Blinken sagte auf einer Pressekonferenz in Manila, China bestrafe mit seinem Stopp der bilateralen Prozesse in acht Schlüsselbereichen die gesamte Welt, nicht nur die USA. Die Bereiche betreffen unter anderem Rüstung, Drogen, grenzüberschreitende Kriminalität und Klimawandel. Blinken verwies auf Kanäle zwischen dem Militär beider Länder, die für die Vermeidung von Missverständnissen und Krisen von entscheidender Bedeutung seien.

"Das Aussetzen der Klimazusammenarbeit bestraft nicht die Vereinigten Staaten, es bestraft die Welt, insbesondere die Entwicklungsländer", sagte der Außenminister weiter. "Wir sollten die Zusammenarbeit in Angelegenheiten von globalem Interesse nicht aufgrund von Differenzen zwischen unseren beiden Ländern als Geisel nehmen." Die Bekämpfung des Klimawandels ist ein Schlüsselbereich in der Zusammenarbeit der beiden Supermächte, die zugleich die beiden größten Emittenten von Treibhausgas sind.

Blinken sagte, er habe seinem chinesischen Kollegen Wang Yi bei einem regionalen Treffen in Kambodscha mitgeteilt, dass die USA willens seien, die Kommunikationskanäle mit China aufrechtzuerhalten. Dies diene dazu, Fehleinschätzungen und damit eine Eskalation zu verhindern, wie es die Länder auf der ganzen Welt von den beiden Staaten erwarteten. "Lassen Sie mich also klarstellen, dass die Vereinigten Staaten nicht glauben, dass es im Interesse Taiwans, der Region oder unserer eigenen nationalen Sicherheit ist, die Situation zu eskalieren." Dialog sei in Zeiten von Spannungen noch wichtiger als sonst. "Wir versuchen, diese Spannungen zu deeskalieren. Und wir glauben, dass der Dialog dabei ein sehr wichtiges Element ist."
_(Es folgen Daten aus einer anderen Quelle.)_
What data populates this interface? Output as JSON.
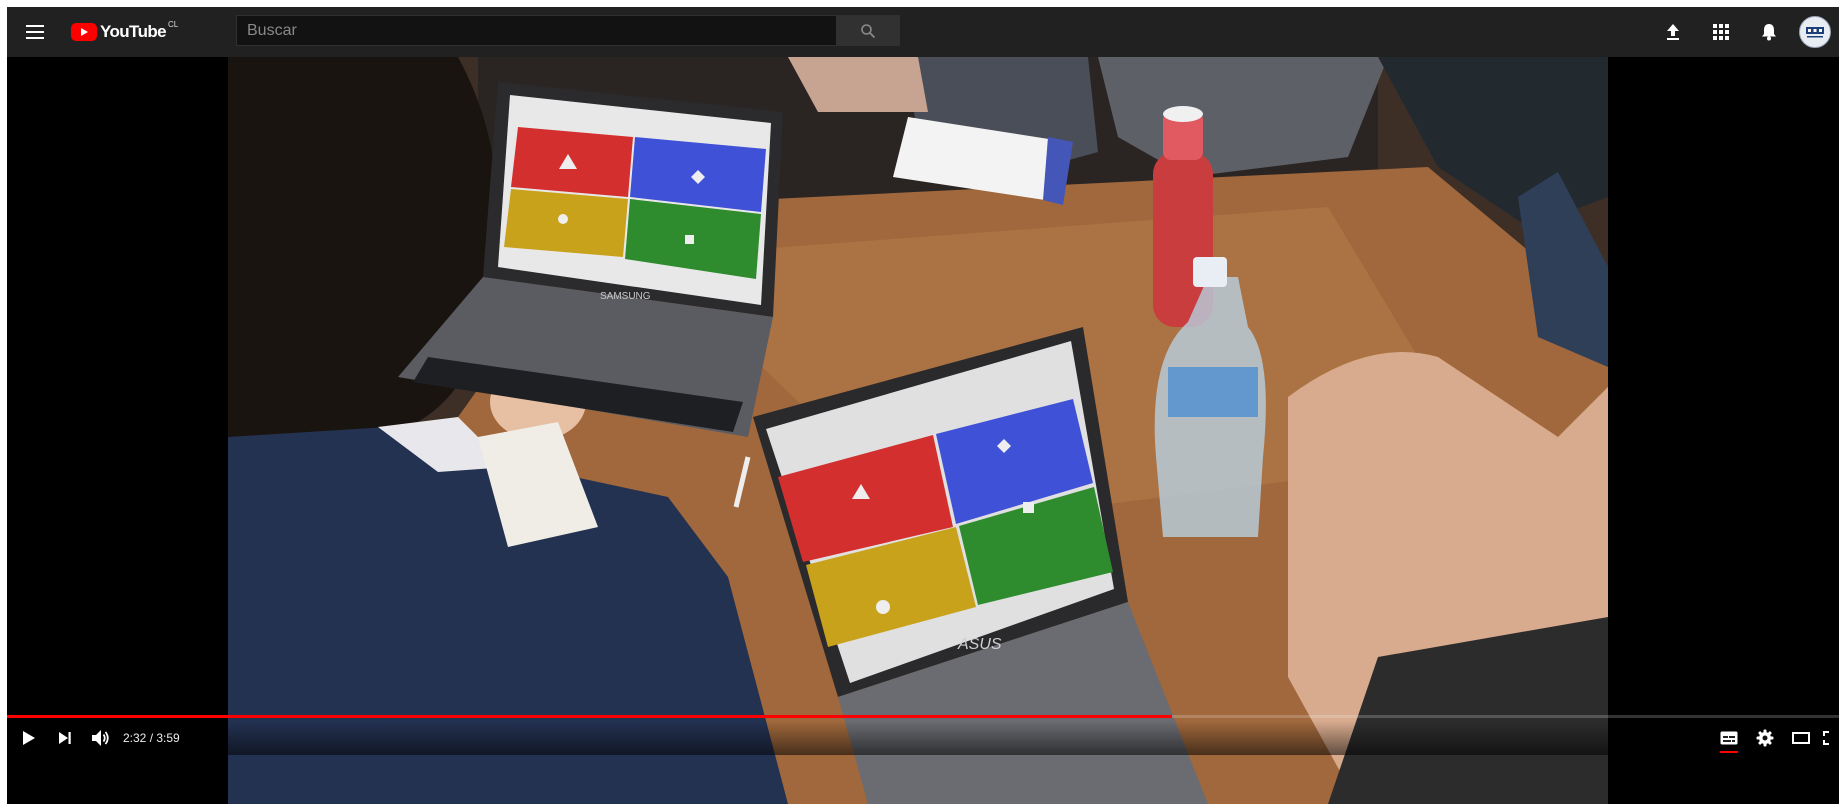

Der US-Außenminister hatte zuvor in Manila China vorgeworfen, den Besuch Pelosis in Taiwan zu benutzen, um die Spannungen um die demokratische Insel zu eskalieren. Peking habe bereits in den vergangenen Jahren "zunehmend destabilisierende und potenziell gefährliche Aktionen in Bezug auf Taiwan durchgeführt", sagte Blinken am Samstag bei einem Besuch auf den Philippinen.

Die Änderung des Status quo in der Meerenge der Taiwanstraße gehe von Peking aus, nicht von den Vereinigten Staaten, erklärte Blinken mit Blick auf die chinesischen Raketentests und Militärübungen in der Nähe von Taiwan. Blinken sprach von einem "totalen Missverhältnis" zwischen Pelosis friedlichem Besuch einerseits und Chinas eskalierenden Militärmanövern andererseits. Unter anderem habe Peking elf ballistische Raketen abgeschossen, darunter fünf, die nach Angaben Japans im Meer ganz in der Nähe der japanischen Küste gelandet seien.

Blinken hatte bereits in den vergangenen Tagen bei einem Treffen der Außenminister des südostasiatischen Staatenbundes ASEAN im kambodschanischen Phnom Penh das Verhalten Chinas scharf kritisiert. Auf den Philippinen traf er unter anderem mit dem neuen Präsidenten Ferdinand Marcos Jr. zusammen. Die USA wollten mit dem Inselstaat eng zusammenarbeiten und die Beziehungen zwischen beiden Ländern weiter vertiefen.

"Unser Bündnis ist stark", sagte Blinken in Manila mit Blick auf einen 1951 verabschiedeten Verteidigungspakt zwischen beiden Ländern, der eine gegenseitige militärische Beistandsverpflichtung im Falle eines externen Angriffs vorsieht. "Wir sind dem gegenseitigen Verteidigungsvertrag verpflichtet, und wir sind entschlossen, mit Ihnen an gemeinsamen Herausforderungen zu arbeiten", sagte Blinken nach einem Treffen mit dem philippinischen Präsidenten im Malacañang-Palast.

Marcos Jr. betonte, die jüngsten regionalen und globalen Spannungen wie der Besuch Pelosis in Taiwan und der Krieg in der Ukraine hätten die Bedeutung der Beziehung zwischen Manila und Washington noch weiter hervorgehoben. "Ich hoffe, dass wir diese Beziehung angesichts all der Veränderungen, deren Zeuge wir werden, weiterentwickeln werden", so der neue Präsident. Er ist der Sohn des früheren Diktators Ferdinand Marcos (1917-1989) und dessen exzentrischer Frau Imelda (93). Das Marcos-Regime machte einst mit Mord, Folter und dem Verschwindenlassen politischer Gegner von sich Reden.